В действительности ничего подобного не произошло. Быстро выяснилось, что большинство людей обращается к Интернету не для критического анализа, а лишь для подтверждения своей точки зрения. Другой информации обычный пользователь просто не замечает, и чем больше он углубляется в информационный поток, тем отчетливее концентрируется его собственная позиция. К тому же на этом пути он обретает множество единомышленников.

В итоге пространство разделяется на несколько непересекающихся миров. Дискуссия в старом понимании данного слова между представителями различных мировоззрений, как это было в XIX и XX веках, становится все более затруднительной. А в перспективе — и вообще невозможной. Ведь для того, чтобы дискутировать с оппонентом, надо его выслушать и понять. А как раз этому Интернет и препятствует, сводя трудности письменной речи к простым восклицаниям типа „молодец!“ или „дурак!“ В результате мы имеем „упертых либералов“ и „невменяемых патриотов“, к аргументации не способных, но извергающих либо похвалы, либо брань.

Мне представляется, что эта изоляция будет только усиливаться. Политическая фрагментация неизбежно приведет к фрагментации социальной, а социальная — к физической, то есть к фрагментации всего российского общества. Появится такое количество „правд“, которое нельзя будет свести ни к какой взаимоприемлемой мировоззренческой „истине“. Разве что одна из „правд“ приватизирует силовой ресурс государства и начнет превращать себя в „истину“ путем прямого подавления оппонентов. Заметим, что этот процесс в нашей стране уже идет.

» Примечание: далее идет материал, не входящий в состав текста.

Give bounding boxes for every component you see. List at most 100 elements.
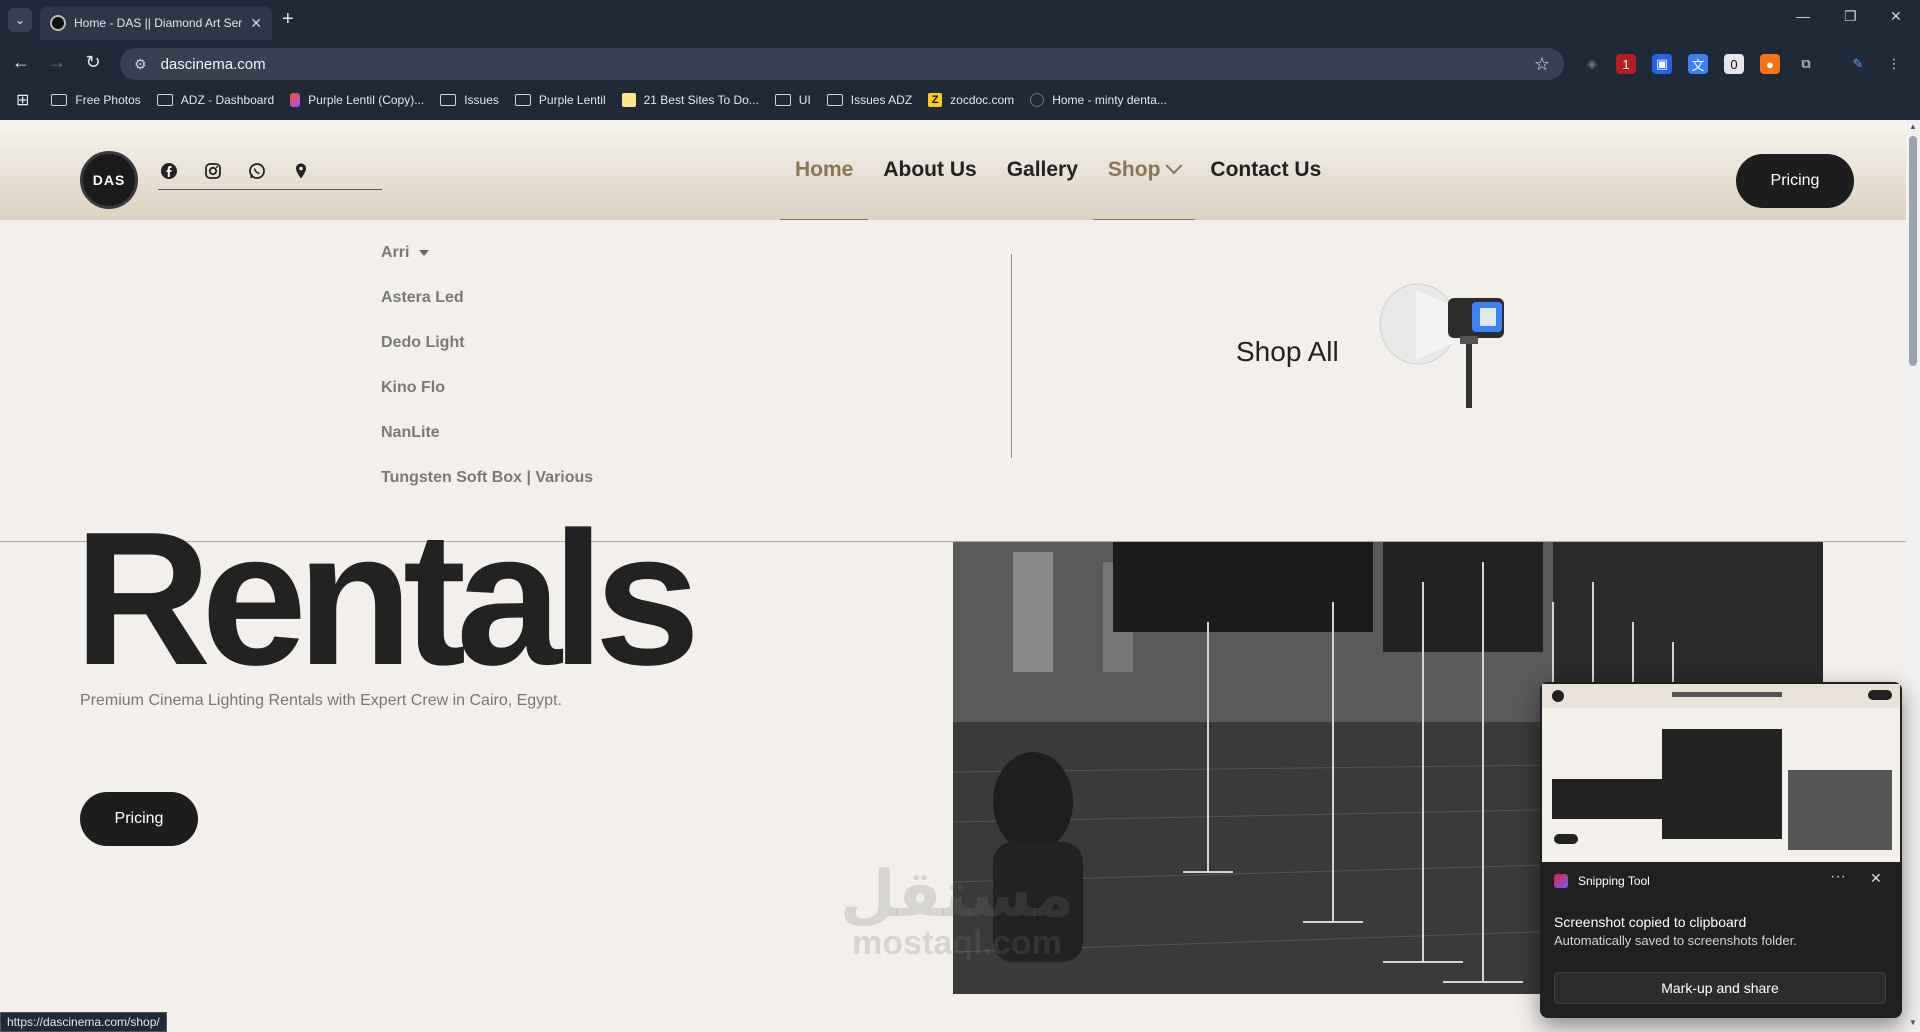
- nav-contact[interactable]: Contact Us: [1195, 120, 1336, 220]
- restore-icon[interactable]: ❐: [1844, 8, 1857, 25]
- whatsapp-icon[interactable]: [248, 162, 266, 180]
- nav-home[interactable]: Home: [780, 120, 869, 220]
- bookmark-item[interactable]: Home - minty denta...: [1030, 93, 1167, 107]
- reload-button[interactable]: ↻: [82, 52, 104, 73]
- bookmark-label: Free Photos: [75, 93, 141, 107]
- tab-search-button[interactable]: ⌄: [8, 8, 32, 32]
- bookmark-item[interactable]: Issues ADZ: [826, 93, 912, 107]
- forward-button[interactable]: →: [46, 52, 68, 73]
- nav-contact-label: Contact Us: [1210, 158, 1322, 181]
- bookmark-item[interactable]: 21 Best Sites To Do...: [621, 93, 759, 107]
- more-options-icon[interactable]: ···: [1830, 868, 1846, 886]
- extension-shield-icon[interactable]: ▣: [1652, 54, 1672, 74]
- header-pricing-button[interactable]: Pricing: [1736, 154, 1854, 208]
- nav-gallery[interactable]: Gallery: [992, 120, 1093, 220]
- bookmark-label: UI: [798, 93, 811, 107]
- category-label: Arri: [381, 243, 410, 261]
- site-info-icon[interactable]: ⚙: [134, 56, 147, 73]
- bookmark-item[interactable]: ADZ - Dashboard: [156, 93, 275, 107]
- toast-body: Automatically saved to screenshots folde…: [1554, 933, 1797, 948]
- main-navigation: Home About Us Gallery Shop Contact Us: [780, 120, 1336, 220]
- instagram-icon[interactable]: [204, 162, 222, 180]
- bookmark-item[interactable]: Purple Lentil: [514, 93, 606, 107]
- shop-all-link[interactable]: Shop All: [1236, 336, 1339, 368]
- translate-extension-icon[interactable]: 文: [1688, 54, 1708, 74]
- bookmark-item[interactable]: UI: [774, 93, 811, 107]
- brush-extension-icon[interactable]: ✎: [1848, 54, 1868, 74]
- snipping-tool-icon: [1554, 874, 1568, 888]
- facebook-icon[interactable]: [160, 162, 178, 180]
- new-tab-button[interactable]: +: [282, 8, 294, 31]
- status-bar-url: https://dascinema.com/shop/: [0, 1012, 167, 1032]
- category-label: Astera Led: [381, 288, 464, 306]
- category-dedo-light[interactable]: Dedo Light: [381, 320, 593, 365]
- address-bar[interactable]: ⚙ dascinema.com ☆: [120, 48, 1564, 80]
- category-astera-led[interactable]: Astera Led: [381, 275, 593, 320]
- social-links: [158, 162, 382, 190]
- bookmark-item[interactable]: Free Photos: [51, 93, 141, 107]
- category-label: Tungsten Soft Box | Various: [381, 468, 594, 486]
- minimize-icon[interactable]: —: [1796, 8, 1810, 24]
- markup-share-label: Mark-up and share: [1661, 980, 1779, 996]
- hero-pricing-button[interactable]: Pricing: [80, 792, 198, 846]
- globe-icon: [1030, 93, 1045, 107]
- browser-chrome: ⌄ Home - DAS || Diamond Art Ser ✕ + — ❐ …: [0, 0, 1920, 120]
- toast-title: Screenshot copied to clipboard: [1554, 914, 1747, 930]
- browser-tab-active[interactable]: Home - DAS || Diamond Art Ser ✕: [40, 6, 272, 40]
- bookmark-label: Issues: [464, 93, 499, 107]
- back-button[interactable]: ←: [10, 52, 32, 73]
- markup-share-button[interactable]: Mark-up and share: [1554, 972, 1886, 1004]
- scroll-down-icon[interactable]: ▼: [1908, 1018, 1918, 1027]
- bookmark-label: Purple Lentil (Copy)...: [308, 93, 425, 107]
- browser-toolbar: ← → ↻ ⚙ dascinema.com ☆ ◈ 1 ▣ 文 0 ● ⧉ ✎ …: [0, 44, 1920, 82]
- tab-strip: ⌄ Home - DAS || Diamond Art Ser ✕ + — ❐ …: [0, 0, 1920, 40]
- nav-shop[interactable]: Shop: [1092, 120, 1196, 220]
- category-arri[interactable]: Arri: [381, 230, 593, 275]
- close-icon[interactable]: ✕: [1870, 870, 1882, 887]
- screenshot-thumbnail[interactable]: [1542, 684, 1900, 862]
- scroll-up-icon[interactable]: ▲: [1908, 122, 1918, 131]
- extension-cookie-icon[interactable]: ●: [1760, 54, 1780, 74]
- close-tab-icon[interactable]: ✕: [250, 15, 262, 32]
- bookmark-item[interactable]: Issues: [440, 93, 499, 107]
- folder-icon: [440, 94, 457, 106]
- browser-menu-icon[interactable]: ⋮: [1884, 54, 1904, 74]
- page-scrollbar[interactable]: ▲ ▼: [1906, 120, 1920, 1032]
- toast-app-name: Snipping Tool: [1578, 874, 1650, 888]
- site-header: DAS Home About Us Gallery Shop Contact U…: [0, 120, 1906, 220]
- toast-header: Snipping Tool: [1554, 874, 1650, 888]
- bookmark-label: Home - minty denta...: [1052, 93, 1167, 107]
- shop-all-label: Shop All: [1236, 336, 1339, 367]
- watermark: مستقل mostaql.com: [840, 862, 1074, 960]
- menu-divider: [1011, 254, 1012, 458]
- close-window-icon[interactable]: ✕: [1890, 8, 1902, 25]
- bookmark-item[interactable]: Zzocdoc.com: [928, 93, 1014, 107]
- url-text: dascinema.com: [160, 55, 266, 73]
- extensions-puzzle-icon[interactable]: ⧉: [1796, 54, 1816, 74]
- extension-puzzle-muted-icon[interactable]: ◈: [1582, 54, 1602, 74]
- category-label: NanLite: [381, 423, 440, 441]
- nav-shop-label: Shop: [1107, 158, 1161, 181]
- site-favicon-icon: [50, 15, 66, 31]
- bookmark-item[interactable]: Purple Lentil (Copy)...: [290, 93, 424, 107]
- hero-subtitle: Premium Cinema Lighting Rentals with Exp…: [80, 692, 562, 709]
- apps-grid-icon[interactable]: ⊞: [16, 90, 29, 110]
- category-kino-flo[interactable]: Kino Flo: [381, 365, 593, 410]
- nav-about[interactable]: About Us: [868, 120, 991, 220]
- caret-down-icon: [419, 249, 430, 256]
- bookmark-star-icon[interactable]: ☆: [1534, 54, 1550, 75]
- site-logo[interactable]: DAS: [80, 151, 138, 209]
- light-fixture-image[interactable]: [1376, 280, 1526, 420]
- category-label: Dedo Light: [381, 333, 465, 351]
- extension-badge-icon[interactable]: 1: [1616, 54, 1636, 74]
- folder-icon: [826, 94, 843, 106]
- scrollbar-thumb[interactable]: [1909, 136, 1917, 366]
- logo-text: DAS: [92, 172, 126, 188]
- location-pin-icon[interactable]: [292, 162, 310, 180]
- bookmark-label: ADZ - Dashboard: [180, 93, 275, 107]
- nav-gallery-label: Gallery: [1006, 158, 1078, 181]
- snipping-tool-notification[interactable]: Snipping Tool ··· ✕ Screenshot copied to…: [1540, 682, 1902, 1018]
- category-nanlite[interactable]: NanLite: [381, 410, 593, 455]
- bookmark-label: zocdoc.com: [950, 93, 1015, 107]
- extension-chat-icon[interactable]: 0: [1724, 54, 1744, 74]
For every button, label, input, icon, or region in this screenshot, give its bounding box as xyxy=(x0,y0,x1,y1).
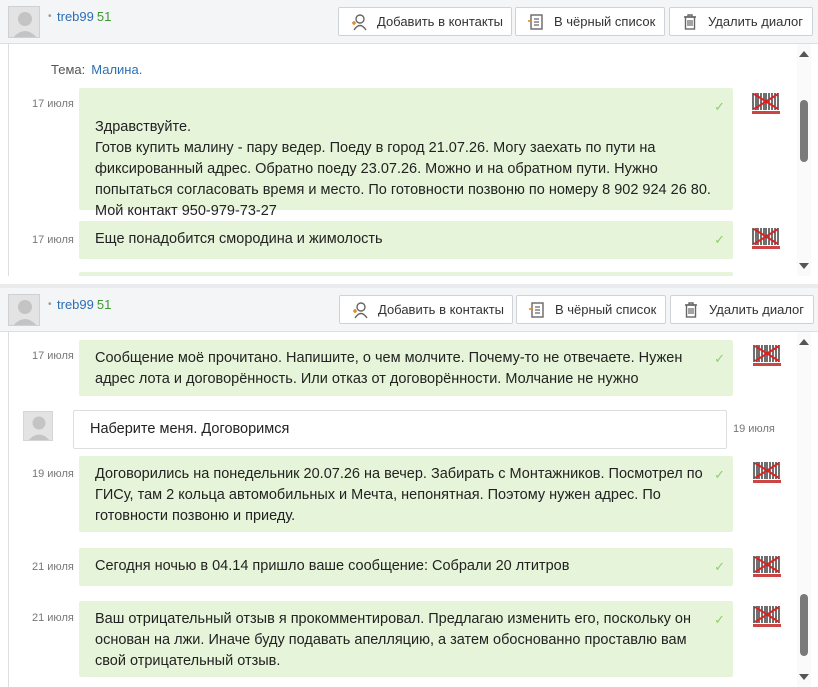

Конечно, в любом обществе существует страта людей, не стремящихся сделать свою „правду“ непререкаемой. Более того — способных корректировать свое мировоззрение по лекалам меняющейся реальности. Обычно такая страта стабилизирует доктринальный пейзаж, образуя идеологический демпфер, нейтральную полосу между противостоящими сторонами. Однако в эпоху изолированных комьюнити эта страта становится все тоньше. Ведь ее уничтожают сразу с обеих сторон. Скоро ее не будет совсем. И вот тогда нас действительно, как плита с датами жизни, придавит какая-нибудь „абсолютная истина“».